Brasil

Políticas públicas controversas arranham imagem do Brasil na COP-23

País se divide entre discurso positivo de negociadores e projetos criticados por ambientalistas
Agentes do Ibama apreendem madeira em operação contra exploração ilegal na Amazônia: dificuldade para conter desmatamento Foto: Bruno Kelly/Reuters
Agentes do Ibama apreendem madeira em operação contra exploração ilegal na Amazônia: dificuldade para conter desmatamento Foto: Bruno Kelly/Reuters

RIO — Sempre foi assim nas convenções internacionais de meio ambiente: o Brasil era admirado pela matriz energética limpa, a guarda da Amazônia e a habilidade de intermediar o diálogo entre países ricos e em desenvolvimento. Dessa vez, a delegação liderada pelo ministro do Meio Ambiente, Sarney Filho, chegou à Conferência do Clima de Bonn (COP-23), aberta no início da semana na Alemanha, com más notícias na bagagem. Em um ano, o governo brasileiro colecionou uma série de revezes na área ambiental. Perdeu verbas para um fundo de proteção à floresta e viu emissões de gases de efeito estufa crescerem em nível recorde, mesmo em recessão econômica. Colheu forte reação no Brasil e no exterior com medidas provisórias que reduziriam unidades de conservação e um decreto que erradicaria a Reserva Nacional do Cobre (Renca). Recuou, mas o estrago na reputação já estava feito.

Desgastado por divisões políticas internas, o país tem hoje menos capacidade de influenciar o debate internacional em torno dos esforços para deter as mudanças climáticas, avaliam ambientalistas. Coordenador de Políticas Públicas do Greenpeace, Márcio Astrini diagnostica dois Brasis nas negociações:

— São duas situações: a primeira é o “faça o que eu digo”, onde nossos diplomatas cobram que outros países sejam ambiciosos no corte de poluentes. A segunda é o “não faça o que eu faço”, ou seja, não repitam o que acontece por aqui: conflitos envolvendo indígenas e unidades de conservação, grilagem, entre outros escândalos. O Brasil planeja direcionar 70% dos seus investimentos em energia em combustíveis fósseis, exatamente o que a Conferência do Clima quer abolir. E ainda lida com uma medida provisória que injetaria R$ 1 trilhão em subsídios fiscais para a indústria do petróleo.

IMAGEM EM DECLÍNIO

Para Astrini, se houvesse na conferência um “ranking de imagem”, o Brasil teria despencado. E o pior ainda está por vir.
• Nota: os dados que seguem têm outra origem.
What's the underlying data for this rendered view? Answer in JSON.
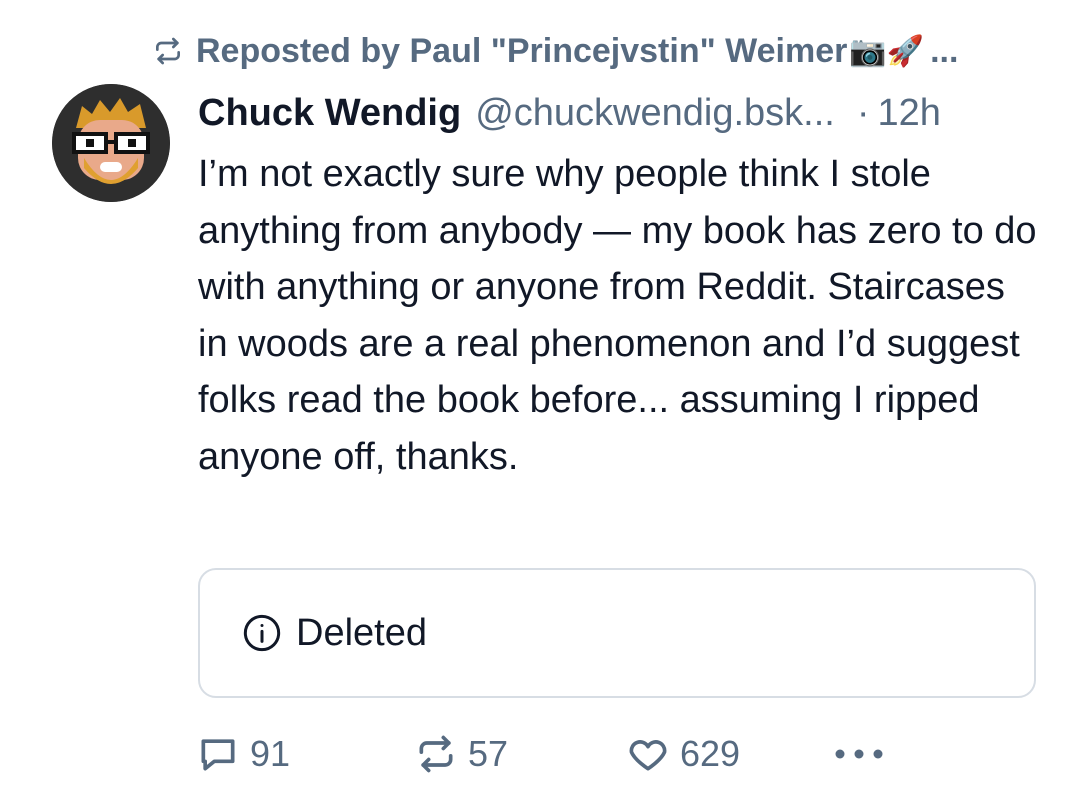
{
  "repost": {
    "label": "Reposted by Paul \"Princejvstin\" Weimer",
    "emoji": "📷🚀",
    "ellipsis": "..."
  },
  "post": {
    "author_name": "Chuck Wendig",
    "handle": "@chuckwendig.bsk...",
    "separator": "·",
    "time": "12h",
    "text": "I’m not exactly sure why people think I stole anything from anybody — my book has zero to do with anything or anyone from Reddit. Staircases in woods are a real phenomenon and I’d suggest folks read the book before... assuming I ripped anyone off, thanks.",
    "embed_label": "Deleted"
  },
  "actions": {
    "reply_count": "91",
    "repost_count": "57",
    "like_count": "629"
  },
  "colors": {
    "muted": "#566a80",
    "text": "#111827",
    "border": "#d7dde4"
  },
  "icons": [
    "repost-icon",
    "info-icon",
    "reply-icon",
    "like-icon",
    "more-icon",
    "camera-emoji",
    "rocket-emoji"
  ]
}
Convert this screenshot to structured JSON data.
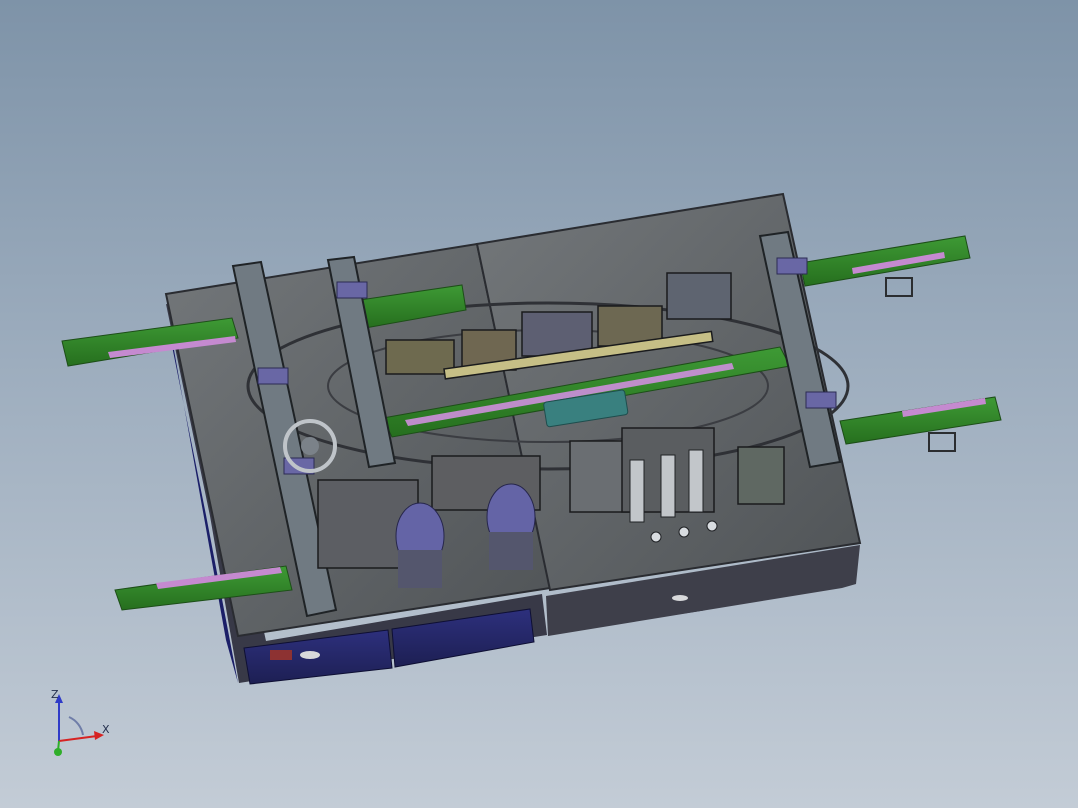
{
  "viewport": {
    "background_top": "#7e93a8",
    "background_bottom": "#c3ccd6"
  },
  "model": {
    "name_icon": "assembly-machine-model",
    "colors": {
      "plate": "#666a6d",
      "frame": "#2b2d74",
      "conveyor": "#2e7d25",
      "gantry": "#7b858d",
      "accent": "#8f4b9d",
      "motor": "#6566a8"
    }
  },
  "triad": {
    "z_label": "Z",
    "x_label": "X",
    "x_color": "#d62323",
    "z_color": "#2f3bc8",
    "y_color": "#2fae2a",
    "icon": "coordinate-axis-icon"
  }
}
As eleições podem transformar a legislação ambiental em moeda de troca política.

— Temos um corpo de diplomatas muito bom, mas ações valem mais do que palavras. Há tempos o Brasil não é líder ou exemplo — lamenta o ativista.

Diretor do Programa ClimaInfo, Delcio Rodrigues observa que o Brasil tem todos os recursos para servir de exemplo mundial, a começar pela matriz energética baseada principalmente em hidrelétricas:

— O país apresentou meta muito maior do que outros países para reduzir emissões, melhor inclusive do que a da China, embora a energia renovável cresça mais rápido na Ásia. No entanto, o mundo conhece o cenário político conturbado do Brasil, e isso se reflete em uma perda de confiança. Prova disso é que não estamos chefiando nenhum grupo de trabalho.

Carlos Rittl, secretário-executivo do Observatório do Clima, acredita que o país apostará, na COP-23, em mensagens como o declínio da taxa de desmatamento na Amazônia — embora o índice tenha sido inferior ao desflorestamento observado nos dois anos anteriores — e em planos para revitalizar as operações de proteção à floresta.

— O problema é que o esforço para recompor o Ibama se baseia na verba do Fundo Amazônia, que agora foi cortado pela metade — ressalta. — E o governo também pode se orgulhar de ter reduzido, no último ano, o apelo às termelétricas a carvão. Mas isso ocorreu porque a crise hídrica acabou. Ou seja, é resultado de um fenômeno natural, não de política pública.

Disseminar a agenda ambiental entre os grupos políticos é o maior desafio brasileiro, diz Igor Albuquerque, gerente de mudanças climáticas da organização Iclei (Governos Locais pela Sustentabilidade).

— Não existe uma liderança técnica para nortear o governo e nem um debate estendido à população — observa. — Ao substituir gases de efeito estufa por fontes de energia limpa, surgem oportunidades econômicas ainda não exploradas.

Diante da crise econômica, ainda há controvérsias sobre a possibilidade de o país cumprir a meta apresentada, que consiste na redução de 37% da emissão de gases-estufa até 2025 em relação aos níveis de 2005. Segundo os discursos reforçados em Bonn, os governos nacionais terão mais chance de sucesso se envolverem outros atores nas negociações, como prefeituras, estados e a iniciativa privada.